Before the exchanges in the Affordable Care Act, it would really be unacceptable to raise the age. What would people do without insurance? Now that exchanges are going to be there, that's going to be an alternative.
Just going back to the tax reform question — you don't think that we can do this through limiting tax exemptions and deductions, without touching tax rates of any kind?
The numbers really don't work. The Joint Tax Committee has given us examples of how hard it is to make that work in any fair way. It's very clear to me. You do have to have rate increases, especially on capital gains and dividends — it's needed and fair.
Do you think we should be trying to reform the corporate tax code at the same time? The fiscal cliff doesn't affect corporate rates, but it's something that some business groups have talked about — trying to use this moment to get comprehensive tax reform done, that includes both individual and business taxes.
I personally do. I think that the top corporate rate ought to be lowered to approximately 28 percent. I do think that would be a fair change. Our effective corporate rate is in the middle, compared to other major industrialized nations. But our stated rate of 35 percent is highest in the industrialized world. Even though our effective rate is much lower, we are seeing the need for fundamental tax reform. I think all of this has to be dealt with as a package — it's the only way to make the trade-offs that are fair and transparent.

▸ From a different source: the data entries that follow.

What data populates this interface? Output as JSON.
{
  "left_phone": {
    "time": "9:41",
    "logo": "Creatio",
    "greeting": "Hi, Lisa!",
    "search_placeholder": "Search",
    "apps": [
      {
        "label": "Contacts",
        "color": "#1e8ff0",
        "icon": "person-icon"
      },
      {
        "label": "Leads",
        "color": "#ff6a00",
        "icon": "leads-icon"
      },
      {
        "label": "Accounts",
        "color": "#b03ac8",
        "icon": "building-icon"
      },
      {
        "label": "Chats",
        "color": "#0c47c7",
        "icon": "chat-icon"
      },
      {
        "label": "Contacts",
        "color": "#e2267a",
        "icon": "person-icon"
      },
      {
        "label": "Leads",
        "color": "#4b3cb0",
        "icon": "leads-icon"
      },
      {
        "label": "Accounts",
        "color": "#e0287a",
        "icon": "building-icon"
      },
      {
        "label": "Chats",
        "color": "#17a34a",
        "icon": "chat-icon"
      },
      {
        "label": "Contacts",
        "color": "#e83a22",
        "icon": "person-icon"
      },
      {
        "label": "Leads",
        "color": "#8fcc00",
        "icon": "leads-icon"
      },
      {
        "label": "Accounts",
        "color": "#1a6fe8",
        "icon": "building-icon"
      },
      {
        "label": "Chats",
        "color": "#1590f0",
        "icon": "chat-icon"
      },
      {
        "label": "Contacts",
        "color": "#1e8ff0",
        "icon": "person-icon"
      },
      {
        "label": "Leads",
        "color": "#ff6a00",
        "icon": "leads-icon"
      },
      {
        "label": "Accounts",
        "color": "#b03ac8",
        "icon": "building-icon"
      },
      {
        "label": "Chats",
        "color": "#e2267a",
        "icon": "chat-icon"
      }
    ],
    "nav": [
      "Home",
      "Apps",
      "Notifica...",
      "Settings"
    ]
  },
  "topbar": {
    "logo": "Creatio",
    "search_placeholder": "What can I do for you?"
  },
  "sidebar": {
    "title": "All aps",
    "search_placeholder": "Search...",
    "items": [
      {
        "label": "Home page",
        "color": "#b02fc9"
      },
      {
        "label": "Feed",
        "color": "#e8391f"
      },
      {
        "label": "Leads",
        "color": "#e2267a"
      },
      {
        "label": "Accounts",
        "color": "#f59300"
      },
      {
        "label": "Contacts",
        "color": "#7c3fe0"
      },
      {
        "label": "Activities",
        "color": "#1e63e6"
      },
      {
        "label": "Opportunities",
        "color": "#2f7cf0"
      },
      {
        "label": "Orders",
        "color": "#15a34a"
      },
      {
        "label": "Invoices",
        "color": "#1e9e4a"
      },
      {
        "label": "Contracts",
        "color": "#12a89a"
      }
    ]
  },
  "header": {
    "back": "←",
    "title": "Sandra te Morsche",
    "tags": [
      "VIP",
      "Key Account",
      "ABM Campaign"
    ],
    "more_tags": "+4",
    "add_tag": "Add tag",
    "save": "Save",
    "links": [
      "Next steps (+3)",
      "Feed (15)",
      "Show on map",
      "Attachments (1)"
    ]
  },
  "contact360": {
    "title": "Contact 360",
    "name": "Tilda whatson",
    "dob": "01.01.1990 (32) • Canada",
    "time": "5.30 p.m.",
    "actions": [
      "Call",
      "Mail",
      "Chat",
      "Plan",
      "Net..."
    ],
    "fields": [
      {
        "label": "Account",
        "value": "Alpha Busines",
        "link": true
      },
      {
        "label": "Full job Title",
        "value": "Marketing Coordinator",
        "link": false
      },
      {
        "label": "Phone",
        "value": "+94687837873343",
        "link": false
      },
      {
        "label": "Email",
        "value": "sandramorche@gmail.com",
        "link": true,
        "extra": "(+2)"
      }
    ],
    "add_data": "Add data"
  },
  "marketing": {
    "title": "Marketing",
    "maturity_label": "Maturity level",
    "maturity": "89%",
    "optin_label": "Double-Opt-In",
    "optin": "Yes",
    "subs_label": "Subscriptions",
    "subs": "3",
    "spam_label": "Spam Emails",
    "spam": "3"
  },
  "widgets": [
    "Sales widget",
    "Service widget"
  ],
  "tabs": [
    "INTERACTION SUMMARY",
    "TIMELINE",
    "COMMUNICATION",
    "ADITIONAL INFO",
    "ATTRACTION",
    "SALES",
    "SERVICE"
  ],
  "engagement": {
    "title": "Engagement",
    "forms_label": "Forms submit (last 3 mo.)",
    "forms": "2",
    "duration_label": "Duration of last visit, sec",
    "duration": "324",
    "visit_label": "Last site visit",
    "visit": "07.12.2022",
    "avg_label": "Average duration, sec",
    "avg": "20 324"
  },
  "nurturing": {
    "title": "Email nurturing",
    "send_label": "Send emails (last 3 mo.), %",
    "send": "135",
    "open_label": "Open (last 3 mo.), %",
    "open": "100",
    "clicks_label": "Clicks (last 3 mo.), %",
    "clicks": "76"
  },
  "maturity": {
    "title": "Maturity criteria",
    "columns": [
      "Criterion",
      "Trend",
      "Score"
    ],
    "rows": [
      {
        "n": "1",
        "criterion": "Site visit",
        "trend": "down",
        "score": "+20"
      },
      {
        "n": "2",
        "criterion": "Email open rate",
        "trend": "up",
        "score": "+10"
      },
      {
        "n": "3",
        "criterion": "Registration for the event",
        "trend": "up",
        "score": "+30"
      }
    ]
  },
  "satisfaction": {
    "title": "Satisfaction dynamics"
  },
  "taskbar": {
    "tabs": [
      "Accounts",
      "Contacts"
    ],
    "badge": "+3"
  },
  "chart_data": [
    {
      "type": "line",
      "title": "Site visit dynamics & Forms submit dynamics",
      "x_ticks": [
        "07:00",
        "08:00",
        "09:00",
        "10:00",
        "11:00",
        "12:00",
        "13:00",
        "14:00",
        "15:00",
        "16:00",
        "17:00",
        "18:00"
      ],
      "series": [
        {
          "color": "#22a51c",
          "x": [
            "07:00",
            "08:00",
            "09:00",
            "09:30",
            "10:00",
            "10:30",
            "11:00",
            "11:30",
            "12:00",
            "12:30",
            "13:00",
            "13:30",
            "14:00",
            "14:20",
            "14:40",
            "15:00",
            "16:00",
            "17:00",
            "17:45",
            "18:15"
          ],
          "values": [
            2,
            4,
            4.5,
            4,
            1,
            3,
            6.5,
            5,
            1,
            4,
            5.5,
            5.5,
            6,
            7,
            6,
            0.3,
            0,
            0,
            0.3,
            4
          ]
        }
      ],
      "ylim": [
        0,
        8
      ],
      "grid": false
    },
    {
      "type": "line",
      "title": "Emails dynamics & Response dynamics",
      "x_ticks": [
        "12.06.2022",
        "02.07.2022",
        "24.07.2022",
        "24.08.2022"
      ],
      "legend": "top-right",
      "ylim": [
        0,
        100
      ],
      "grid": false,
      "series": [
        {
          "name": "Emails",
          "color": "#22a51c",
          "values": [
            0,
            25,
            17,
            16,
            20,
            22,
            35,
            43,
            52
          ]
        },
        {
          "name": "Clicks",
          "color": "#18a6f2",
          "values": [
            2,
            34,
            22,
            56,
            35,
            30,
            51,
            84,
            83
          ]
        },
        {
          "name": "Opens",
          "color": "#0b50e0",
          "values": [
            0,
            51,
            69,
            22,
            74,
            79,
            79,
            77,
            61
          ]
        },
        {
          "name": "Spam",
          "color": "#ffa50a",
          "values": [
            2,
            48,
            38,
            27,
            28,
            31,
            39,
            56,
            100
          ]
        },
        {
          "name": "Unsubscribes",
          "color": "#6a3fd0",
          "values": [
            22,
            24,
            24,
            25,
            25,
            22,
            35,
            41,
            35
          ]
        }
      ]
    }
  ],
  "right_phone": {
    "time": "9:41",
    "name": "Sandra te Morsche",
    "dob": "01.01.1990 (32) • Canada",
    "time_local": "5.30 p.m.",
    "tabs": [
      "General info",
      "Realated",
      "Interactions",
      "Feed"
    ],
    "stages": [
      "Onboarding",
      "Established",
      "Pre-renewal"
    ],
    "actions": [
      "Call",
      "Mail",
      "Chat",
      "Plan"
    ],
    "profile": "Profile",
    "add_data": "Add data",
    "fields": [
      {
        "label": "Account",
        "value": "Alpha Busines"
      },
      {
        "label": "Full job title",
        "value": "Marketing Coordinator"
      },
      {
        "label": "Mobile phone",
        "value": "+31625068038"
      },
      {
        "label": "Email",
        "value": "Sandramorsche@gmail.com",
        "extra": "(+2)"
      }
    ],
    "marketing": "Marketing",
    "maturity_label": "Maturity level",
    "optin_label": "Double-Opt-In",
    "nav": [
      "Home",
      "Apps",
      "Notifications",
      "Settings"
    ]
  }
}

How are things going with the Gang of Eight?
It's been reported that we have resumed meeting. It's fair to say that we're quite far apart, especially on the revenue question, and in other areas, too. We are also under no illusion that ultimately these decisions are going to be made on a much higher level than ours. Perhaps we could contribute some useful ideas to those, because of the work we've done over the last year and a half.
To what degree do we need to promote stimulus now to boost the short-term economy, in addition to dealing with the long-term structural deficit?
The continuation of the payroll tax reduction is something on the tax side that the Congressional Budget Office says gives you the biggest bang for the buck. An even bigger bang for the buck is infrastructure spending — road, bridges, highways, schools. Some combination of an expanded investment in infrastructure, together with payroll tax holiday, gives you the most effective lift to the economy.
How much would a package like that cost?
In a $15 - $16 trillion dollar economy, that's got to be in the 2 percent range, so about $300 billion — if I were designing it.